I cooked this dish for my daughter, Sam, who was a vegetarian at the time. I put two bowls of pepper garlic mushrooms on the dining table after taking photos and everyone who passed by them — her father, her sister and her friend, David, who was visiting — kept picking from one bowl. Repeatedly. When one bowl was already empty, Sam complained.
It must be the aroma and the color that first attracted them. But after tasting a piece, they just had to have another, and another. Good thing there were two bowls and one was left untouched. Otherwise, well…
Pepper Garlic Mushrooms
- 500 grams button mushrooms
- ¼ cup butter
- 1 ½ teaspoon finely chopped garlic
- 1 onion diced
- 2 to 3 bell peppers diced
- 1 ½ to 2 teaspoons salt
- ½ teaspoon pepper
- 1 lime halved
- ¼ cup thinly sliced scallions
- Wipe the mushrooms to remove any soil attached to them.
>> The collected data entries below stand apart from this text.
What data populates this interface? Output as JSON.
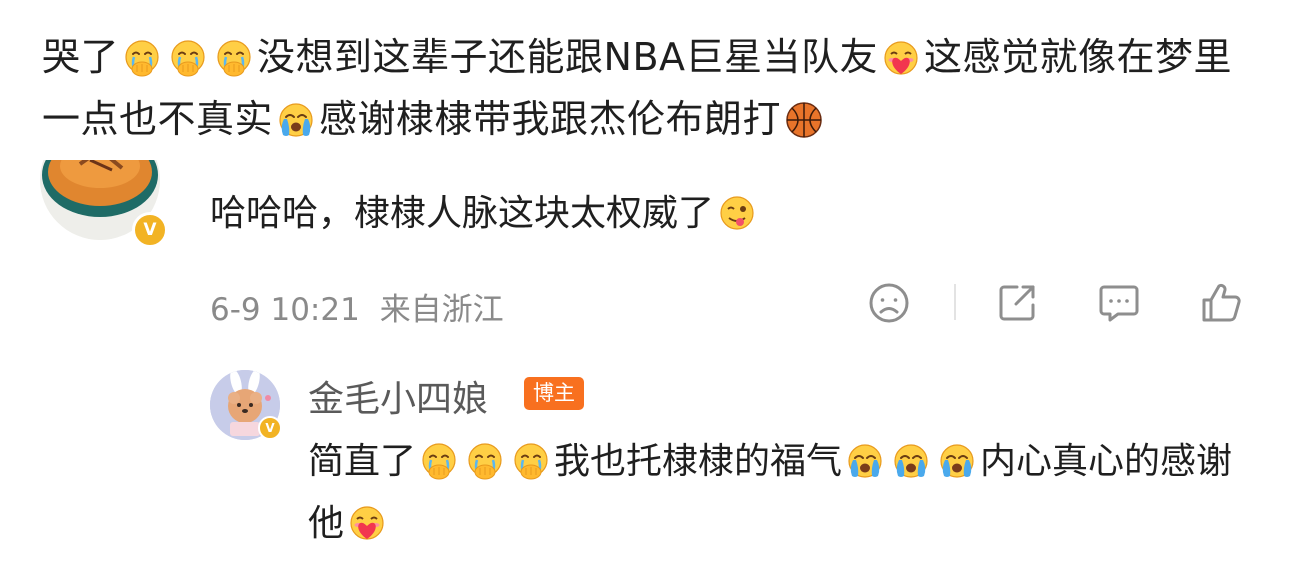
{
  "comment": {
    "segments": [
      {
        "text": "哭了"
      },
      {
        "emoji": "crying-pray-emoji"
      },
      {
        "emoji": "crying-pray-emoji"
      },
      {
        "emoji": "crying-pray-emoji"
      },
      {
        "text": "没想到这辈子还能跟NBA巨星当队友"
      },
      {
        "emoji": "heart-kiss-emoji"
      },
      {
        "text": "这感觉就像在梦里 一点也不真实"
      },
      {
        "emoji": "tears-of-joy-emoji"
      },
      {
        "text": "感谢棣棣带我跟杰伦布朗打"
      },
      {
        "emoji": "basketball-emoji"
      }
    ]
  },
  "reply": {
    "segments": [
      {
        "text": "哈哈哈，棣棣人脉这块太权威了"
      },
      {
        "emoji": "tongue-wink-emoji"
      }
    ],
    "timestamp": "6-9 10:21",
    "location": "来自浙江",
    "badge_letter": "V",
    "actions": [
      "sad-face-icon",
      "share-icon",
      "comment-icon",
      "like-icon"
    ]
  },
  "author_reply": {
    "name": "金毛小四娘",
    "badge": "博主",
    "badge_color": "#f8701f",
    "segments": [
      {
        "text": "简直了"
      },
      {
        "emoji": "crying-pray-emoji"
      },
      {
        "emoji": "crying-pray-emoji"
      },
      {
        "emoji": "crying-pray-emoji"
      },
      {
        "text": "我也托棣棣的福气"
      },
      {
        "emoji": "tears-of-joy-emoji"
      },
      {
        "emoji": "tears-of-joy-emoji"
      },
      {
        "emoji": "tears-of-joy-emoji"
      },
      {
        "text": "内心真心的感谢他"
      },
      {
        "emoji": "heart-kiss-emoji"
      }
    ]
  },
  "colors": {
    "verified_badge": "#f2b324",
    "meta_text": "#8a8a8a",
    "icon_stroke": "#8e8e8e"
  }
}
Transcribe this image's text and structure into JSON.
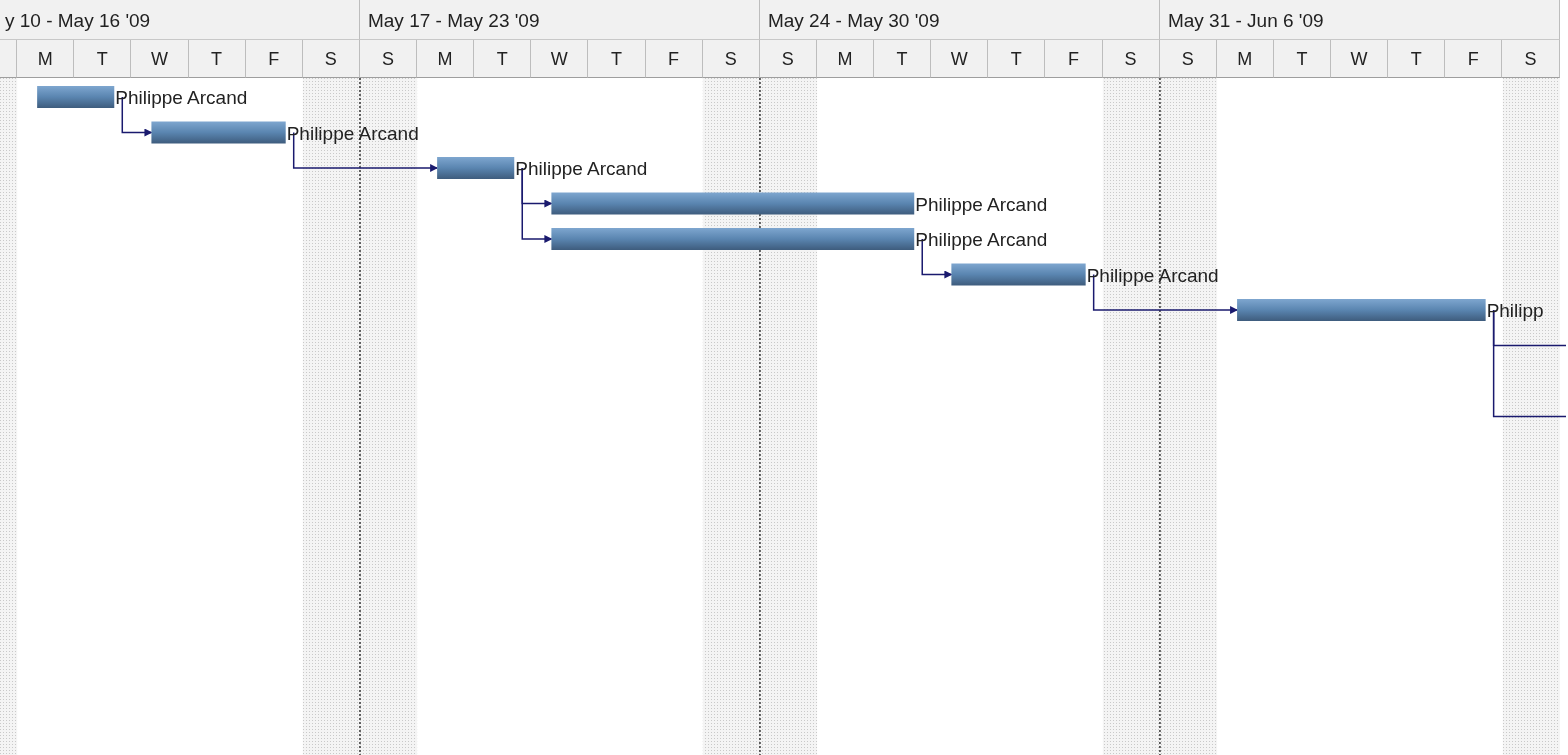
{
  "timeline": {
    "weeks": [
      {
        "label": "y 10 - May 16 '09",
        "days": [
          {
            "weekend": true
          },
          {
            "letter": "M",
            "weekend": false
          },
          {
            "letter": "T",
            "weekend": false
          },
          {
            "letter": "W",
            "weekend": false
          },
          {
            "letter": "T",
            "weekend": false
          },
          {
            "letter": "F",
            "weekend": false
          },
          {
            "letter": "S",
            "weekend": true
          }
        ]
      },
      {
        "label": "May 17 - May 23 '09",
        "days": [
          {
            "letter": "S",
            "weekend": true
          },
          {
            "letter": "M",
            "weekend": false
          },
          {
            "letter": "T",
            "weekend": false
          },
          {
            "letter": "W",
            "weekend": false
          },
          {
            "letter": "T",
            "weekend": false
          },
          {
            "letter": "F",
            "weekend": false
          },
          {
            "letter": "S",
            "weekend": true
          }
        ]
      },
      {
        "label": "May 24 - May 30 '09",
        "days": [
          {
            "letter": "S",
            "weekend": true
          },
          {
            "letter": "M",
            "weekend": false
          },
          {
            "letter": "T",
            "weekend": false
          },
          {
            "letter": "W",
            "weekend": false
          },
          {
            "letter": "T",
            "weekend": false
          },
          {
            "letter": "F",
            "weekend": false
          },
          {
            "letter": "S",
            "weekend": true
          }
        ]
      },
      {
        "label": "May 31 - Jun 6 '09",
        "days": [
          {
            "letter": "S",
            "weekend": true
          },
          {
            "letter": "M",
            "weekend": false
          },
          {
            "letter": "T",
            "weekend": false
          },
          {
            "letter": "W",
            "weekend": false
          },
          {
            "letter": "T",
            "weekend": false
          },
          {
            "letter": "F",
            "weekend": false
          },
          {
            "letter": "S",
            "weekend": true
          }
        ]
      }
    ]
  },
  "tasks": [
    {
      "resource": "Philippe Arcand"
    },
    {
      "resource": "Philippe Arcand"
    },
    {
      "resource": "Philippe Arcand"
    },
    {
      "resource": "Philippe Arcand"
    },
    {
      "resource": "Philippe Arcand"
    },
    {
      "resource": "Philippe Arcand"
    },
    {
      "resource": "Philipp"
    }
  ]
}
Cut into halves (or quarters if they are large).
- Heat the butter in a frying pan.
- Saute the garlic, onion and bell peppers for a minute.
- Add the mushrooms to the sauteed vegetables. Sprinkle with salt and pepper. Cook over medium heat, tossing occasionally, until the mushrooms are just done.
- Squeeze the juice from half of the lime and stir. Taste. If you want bolder flavors, add the juice from the other lime half. You might need to add salt and pepper to balance the tartness.
- Add the scallions and stir. Cook for another 30 seconds to allow the mushrooms to soak up the flavors.
- Serve the pepper garlic mushrooms immediately.